インスタント マリッジ~取り急ぎ結婚ということで~
「なぁ、モモ。デートの予定もなくなったことだし、明日は一緒におばあちゃんのお見舞いに行こうか。この間は熱出して行きそびれただろ?」

せっかくの休日なのに谷口さんをデートに誘わなくていいのかと尋ねようかと思ったけど、尚史は尚史なりに私を気遣ってくれているのだろう。

それに尚史が言わないことを私からいちいち詮索するのもどうかと思うし、尚史はそういうことをされるのは面倒だといやがるはずだ。

だから私は素直にうなずいた。

「モモが無理して好きでもない男と結婚するより、元気な顔見せる方がおばあちゃんは喜ぶと俺は思う」

「……うん、そうだね」

光子おばあちゃんの願いを叶えてあげたいと言う気持ちはまだ捨てきれないけれど、尚史の言う通り、婚活に必死になるあまりお見舞いに行けなくなってしまったら、光子おばあちゃんに寂しい思いをさせてしまう。

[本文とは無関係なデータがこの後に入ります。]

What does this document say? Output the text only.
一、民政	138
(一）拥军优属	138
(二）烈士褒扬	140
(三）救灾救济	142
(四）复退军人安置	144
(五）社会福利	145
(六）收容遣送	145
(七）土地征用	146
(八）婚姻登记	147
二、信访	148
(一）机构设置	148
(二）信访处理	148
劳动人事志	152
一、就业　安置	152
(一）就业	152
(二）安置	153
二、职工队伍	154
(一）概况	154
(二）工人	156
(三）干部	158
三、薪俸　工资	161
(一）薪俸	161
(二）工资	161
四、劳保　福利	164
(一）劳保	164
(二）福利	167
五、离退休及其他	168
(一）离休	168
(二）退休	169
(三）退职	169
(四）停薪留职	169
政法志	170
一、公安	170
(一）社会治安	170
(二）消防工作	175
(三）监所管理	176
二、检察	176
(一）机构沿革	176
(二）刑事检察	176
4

今回の八坂さんとの一件で、とんでもないミラクルでも起こらない限り、今の私には到底結婚なんてできそうもないと身に染みた。

本物の花嫁になれるのはまだまだ先か、もしかしたら一生そんな日は来ないかも知れないから、花嫁姿は尚史と一緒にブライダルサロンで試着したときの写真で我慢してもらうしかなさそうだ。